John Woman

Walter Mosley is a prolific author. His first book was Devil in a Blue Dress which introduced Easy Rawlins, the reluctant detective–my review here. He has 14 in that series through 2016; 6 in the Socrates Fortlow series; 7 in the Leonid McGill series through 2020; 4 Crosstown to Oblivion books; and 17 standalone books with John Woman being the most recent in 2018.

The first thing I can say about this book is that Mosley has come a long way. Yet, not all that far. Easy Rowlins is a man who wants to do his job in a world that does not respect his race. He seeks the truth as well as a payday. John Woman, seven decades later, seeks the truth as well.

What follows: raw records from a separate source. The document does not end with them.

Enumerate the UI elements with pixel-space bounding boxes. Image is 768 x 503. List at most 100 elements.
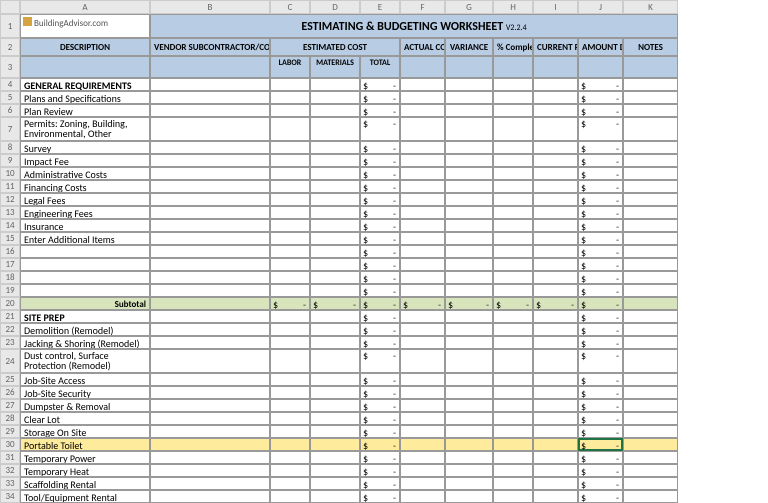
cell[interactable] [400, 438, 445, 451]
description-cell[interactable]: Job-Site Access [20, 373, 150, 386]
cell[interactable] [445, 323, 493, 336]
description-cell[interactable] [20, 245, 150, 258]
cell[interactable] [445, 386, 493, 399]
cell[interactable] [533, 323, 578, 336]
cell[interactable] [400, 245, 445, 258]
row-header[interactable]: 10 [0, 167, 20, 180]
cell[interactable] [493, 206, 533, 219]
cell[interactable]: - [578, 154, 623, 167]
cell[interactable]: - [360, 323, 400, 336]
cell[interactable] [533, 117, 578, 141]
cell[interactable] [270, 490, 310, 503]
cell[interactable] [623, 117, 678, 141]
cell[interactable] [493, 193, 533, 206]
cell[interactable]: - [360, 477, 400, 490]
cell[interactable] [533, 141, 578, 154]
cell[interactable]: - [360, 336, 400, 349]
cell[interactable] [445, 104, 493, 117]
cell[interactable] [493, 91, 533, 104]
cell[interactable] [270, 284, 310, 297]
cell[interactable] [310, 232, 360, 245]
cell[interactable] [310, 117, 360, 141]
cell[interactable] [445, 78, 493, 91]
cell[interactable] [445, 245, 493, 258]
cell[interactable]: - [578, 310, 623, 323]
row-header[interactable]: 16 [0, 245, 20, 258]
cell[interactable] [623, 349, 678, 373]
row-header[interactable]: 26 [0, 386, 20, 399]
row-header[interactable]: 3 [0, 56, 20, 78]
cell[interactable]: - [360, 310, 400, 323]
cell[interactable] [400, 412, 445, 425]
cell[interactable] [310, 193, 360, 206]
description-cell[interactable]: Impact Fee [20, 154, 150, 167]
cell[interactable]: - [360, 271, 400, 284]
row-header[interactable]: 31 [0, 451, 20, 464]
row-header[interactable]: 23 [0, 336, 20, 349]
cell[interactable] [400, 232, 445, 245]
cell[interactable]: - [578, 193, 623, 206]
cell[interactable] [400, 284, 445, 297]
cell[interactable]: - [360, 425, 400, 438]
cell[interactable] [400, 399, 445, 412]
cell[interactable] [400, 373, 445, 386]
cell[interactable]: - [578, 271, 623, 284]
cell[interactable] [533, 91, 578, 104]
row-header[interactable]: 33 [0, 477, 20, 490]
cell[interactable] [400, 206, 445, 219]
cell[interactable]: - [360, 167, 400, 180]
cell[interactable] [623, 154, 678, 167]
cell[interactable]: - [360, 490, 400, 503]
description-cell[interactable]: Financing Costs [20, 180, 150, 193]
cell[interactable] [270, 141, 310, 154]
cell[interactable] [623, 464, 678, 477]
cell[interactable] [445, 219, 493, 232]
cell[interactable] [533, 336, 578, 349]
cell[interactable] [310, 206, 360, 219]
cell[interactable] [400, 464, 445, 477]
cell[interactable] [445, 477, 493, 490]
cell[interactable]: - [578, 425, 623, 438]
cell[interactable] [400, 117, 445, 141]
cell[interactable] [270, 412, 310, 425]
row-header[interactable]: 12 [0, 193, 20, 206]
cell[interactable] [270, 425, 310, 438]
cell[interactable] [150, 349, 270, 373]
cell[interactable] [310, 336, 360, 349]
cell[interactable] [623, 438, 678, 451]
cell[interactable] [150, 386, 270, 399]
cell[interactable] [493, 104, 533, 117]
cell[interactable] [623, 232, 678, 245]
cell[interactable] [623, 323, 678, 336]
cell[interactable] [270, 206, 310, 219]
cell[interactable] [493, 349, 533, 373]
cell[interactable]: - [360, 104, 400, 117]
cell[interactable] [310, 464, 360, 477]
cell[interactable]: - [360, 412, 400, 425]
col-header[interactable]: K [623, 0, 678, 14]
cell[interactable] [150, 154, 270, 167]
description-cell[interactable]: Temporary Heat [20, 464, 150, 477]
cell[interactable] [150, 232, 270, 245]
row-header[interactable]: 19 [0, 284, 20, 297]
cell[interactable] [533, 154, 578, 167]
cell[interactable]: - [578, 336, 623, 349]
cell[interactable] [150, 167, 270, 180]
cell[interactable]: - [578, 117, 623, 141]
cell[interactable] [270, 386, 310, 399]
cell[interactable] [493, 425, 533, 438]
cell[interactable] [493, 477, 533, 490]
cell[interactable] [533, 219, 578, 232]
description-cell[interactable]: Legal Fees [20, 193, 150, 206]
cell[interactable] [493, 310, 533, 323]
description-cell[interactable]: Dust control, Surface Protection (Remode… [20, 349, 150, 373]
cell[interactable] [270, 399, 310, 412]
col-header[interactable]: C [270, 0, 310, 14]
cell[interactable] [310, 477, 360, 490]
cell[interactable]: - [578, 78, 623, 91]
cell[interactable] [150, 117, 270, 141]
cell[interactable] [445, 141, 493, 154]
cell[interactable] [400, 451, 445, 464]
description-cell[interactable]: Job-Site Security [20, 386, 150, 399]
col-header[interactable]: A [20, 0, 150, 14]
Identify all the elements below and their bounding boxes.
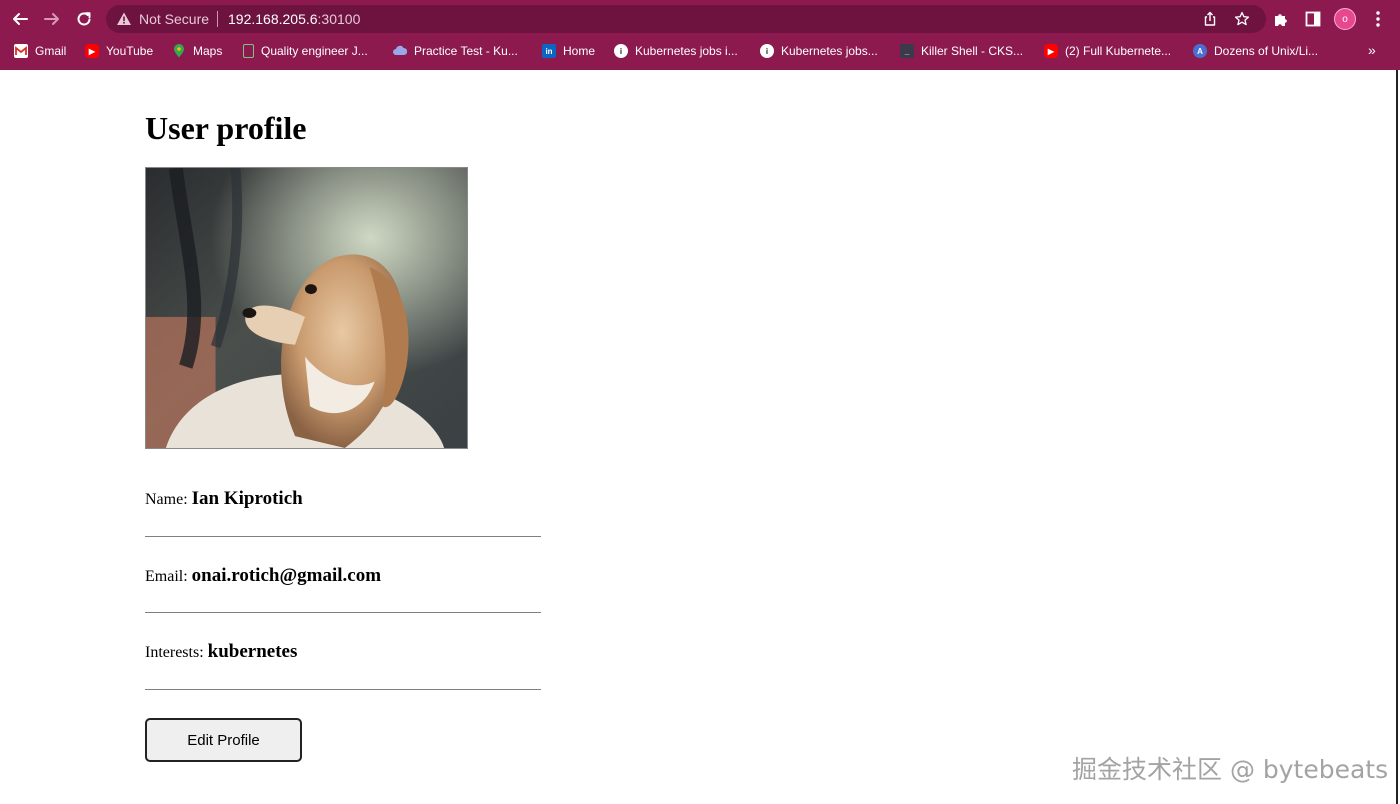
bookmark-dozens-of-unix[interactable]: A Dozens of Unix/Li... (1193, 42, 1318, 60)
name-value: Ian Kiprotich (191, 488, 303, 509)
bookmark-label: Kubernetes jobs i... (635, 44, 738, 58)
star-icon (1234, 11, 1250, 26)
info-icon: i (614, 44, 628, 58)
email-label: Email: (145, 568, 188, 585)
extensions-button[interactable] (1271, 9, 1291, 29)
watermark: 掘金技术社区 @ bytebeats (1072, 755, 1389, 784)
reload-button[interactable] (73, 8, 95, 30)
page-icon (243, 44, 254, 58)
bookmarks-bar: Gmail ▶ YouTube Maps Quality engineer J.… (0, 38, 1400, 64)
forward-arrow-icon (44, 13, 59, 25)
side-panel-button[interactable] (1303, 9, 1323, 29)
browser-chrome: Not Secure 192.168.205.6:30100 o Gmail ▶… (0, 0, 1400, 70)
bookmark-label: Kubernetes jobs... (781, 44, 878, 58)
back-button[interactable] (9, 8, 31, 30)
bookmark-kubernetes-jobs-1[interactable]: i Kubernetes jobs i... (614, 42, 738, 60)
profile-avatar[interactable]: o (1334, 8, 1356, 30)
bookmark-label: Dozens of Unix/Li... (1214, 44, 1319, 58)
bookmark-label: Practice Test - Ku... (414, 44, 518, 58)
name-label: Name: (145, 491, 188, 508)
youtube-icon: ▶ (1044, 44, 1058, 58)
divider (145, 689, 541, 690)
url-host: 192.168.205.6 (228, 11, 318, 27)
bookmark-practice-test[interactable]: Practice Test - Ku... (393, 42, 518, 60)
back-arrow-icon (13, 13, 28, 25)
url-port: :30100 (317, 11, 361, 27)
divider (145, 536, 541, 537)
warning-icon[interactable] (116, 11, 132, 27)
interests-row: Interests: kubernetes (145, 641, 297, 663)
forward-button[interactable] (41, 8, 63, 30)
youtube-icon: ▶ (85, 44, 99, 58)
kodekloud-icon (393, 44, 407, 58)
bookmark-full-kubernetes[interactable]: ▶ (2) Full Kubernete... (1044, 42, 1171, 60)
bookmark-label: Maps (193, 44, 223, 58)
kebab-menu-icon (1376, 11, 1380, 27)
linkedin-icon: in (542, 44, 556, 58)
bookmarks-overflow-button[interactable]: » (1368, 42, 1376, 58)
info-icon: i (760, 44, 774, 58)
terminal-icon: _ (900, 44, 914, 58)
bookmark-label: Quality engineer J... (261, 44, 368, 58)
bookmark-label: Home (563, 44, 596, 58)
security-status[interactable]: Not Secure (139, 11, 209, 27)
interests-label: Interests: (145, 644, 204, 661)
bookmark-kubernetes-jobs-2[interactable]: i Kubernetes jobs... (760, 42, 878, 60)
name-row: Name: Ian Kiprotich (145, 488, 303, 510)
maps-icon (172, 44, 186, 58)
bookmark-label: YouTube (106, 44, 154, 58)
share-icon (1204, 11, 1216, 26)
edit-profile-button[interactable]: Edit Profile (145, 718, 302, 762)
email-row: Email: onai.rotich@gmail.com (145, 565, 381, 587)
bookmark-quality-engineer[interactable]: Quality engineer J... (243, 42, 368, 60)
interests-value: kubernetes (207, 641, 298, 662)
side-panel-icon (1305, 11, 1321, 27)
address-bar[interactable]: Not Secure 192.168.205.6:30100 (106, 5, 1266, 33)
bookmark-label: Gmail (35, 44, 67, 58)
browser-toolbar: Not Secure 192.168.205.6:30100 o (0, 0, 1400, 38)
bookmark-gmail[interactable]: Gmail (14, 42, 66, 60)
omnibox-divider (217, 11, 218, 27)
browser-menu-button[interactable] (1368, 9, 1388, 29)
site-a-icon: A (1193, 44, 1207, 58)
bookmark-label: Killer Shell - CKS... (921, 44, 1024, 58)
share-button[interactable] (1201, 10, 1219, 28)
puzzle-icon (1275, 14, 1287, 26)
page-content: User profile Name: Ian Kiprotich Email: … (0, 70, 1398, 804)
reload-icon (77, 12, 91, 26)
email-value: onai.rotich@gmail.com (191, 565, 382, 586)
bookmark-label: (2) Full Kubernete... (1065, 44, 1172, 58)
divider (145, 612, 541, 613)
bookmark-killer-shell[interactable]: _ Killer Shell - CKS... (900, 42, 1023, 60)
page-title: User profile (145, 110, 307, 146)
gmail-icon (14, 44, 28, 58)
bookmark-maps[interactable]: Maps (172, 42, 222, 60)
profile-photo (145, 167, 468, 449)
bookmark-star-button[interactable] (1233, 10, 1251, 28)
bookmark-youtube[interactable]: ▶ YouTube (85, 42, 153, 60)
url-text[interactable]: 192.168.205.6:30100 (228, 11, 360, 27)
bookmark-home[interactable]: in Home (542, 42, 595, 60)
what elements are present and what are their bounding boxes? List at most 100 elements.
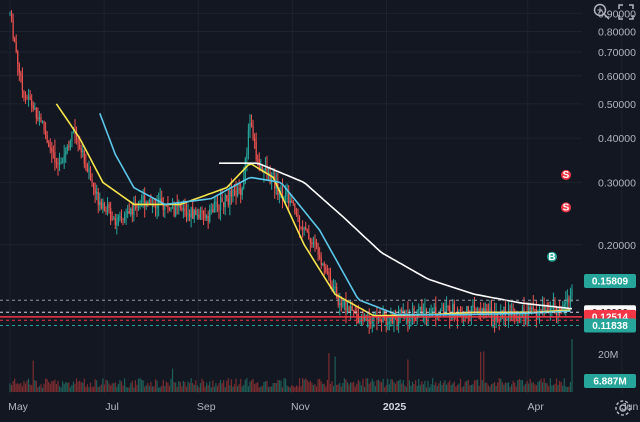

A big difference is that John, son of a broken but intelligent black man, graduated from Yale and then Harvard before becoming a professor at a new school in Arizona. His speciality is deconstructionist history–the study of what we do not know.

I know, history; who would have guessed? If you do not like history you probably won’t like this book. Prof Woman spends much of the book lecturing on why historians are so often wrong. The Civil War was not fought to free the slaves. How can we be sure that six million Jews were killed by the Nazis–or another 3 million Russians, Poles, Gypsies, etc? Too often we rely on flawed sources like Parsons Weems stories about young George Washington throwing a dollar across the Potomac and chopping down a cherry tree. People told the silly stories so long we began to believe they must be true.

Yes, there is a murder in the book and it hangs over most of the storyline like Joe Bflspk’s dark cloud in Li’l Abner. Part of the reason is that the name John Woman is, as you may have guessed, is contrived. After CC Jones killed a man at the age of 16, he created a new image of himself as an 18-year-old high school graduate, and after a semester at CCNY he created a completed degree that qualified him to enter Yale.

I read every page of this book. I would have loved to take his class, even though I had very little idea where Woman was headed. I also did not know where Mosley was headed. He created a direction for his protagonist to go, but I thought Woman was too smart to go that way. I read the last chapter twice to make sure I didn’t overlook something.

The truth is that Woman disappeared. The truth is, we do not know any other truth. In that sense, Mosley kept the story within the deconstructionist framework.

The story has some weaknesses. It was disappointing in places. It was not as grand as I think Mosley wanted it to be. But it is good.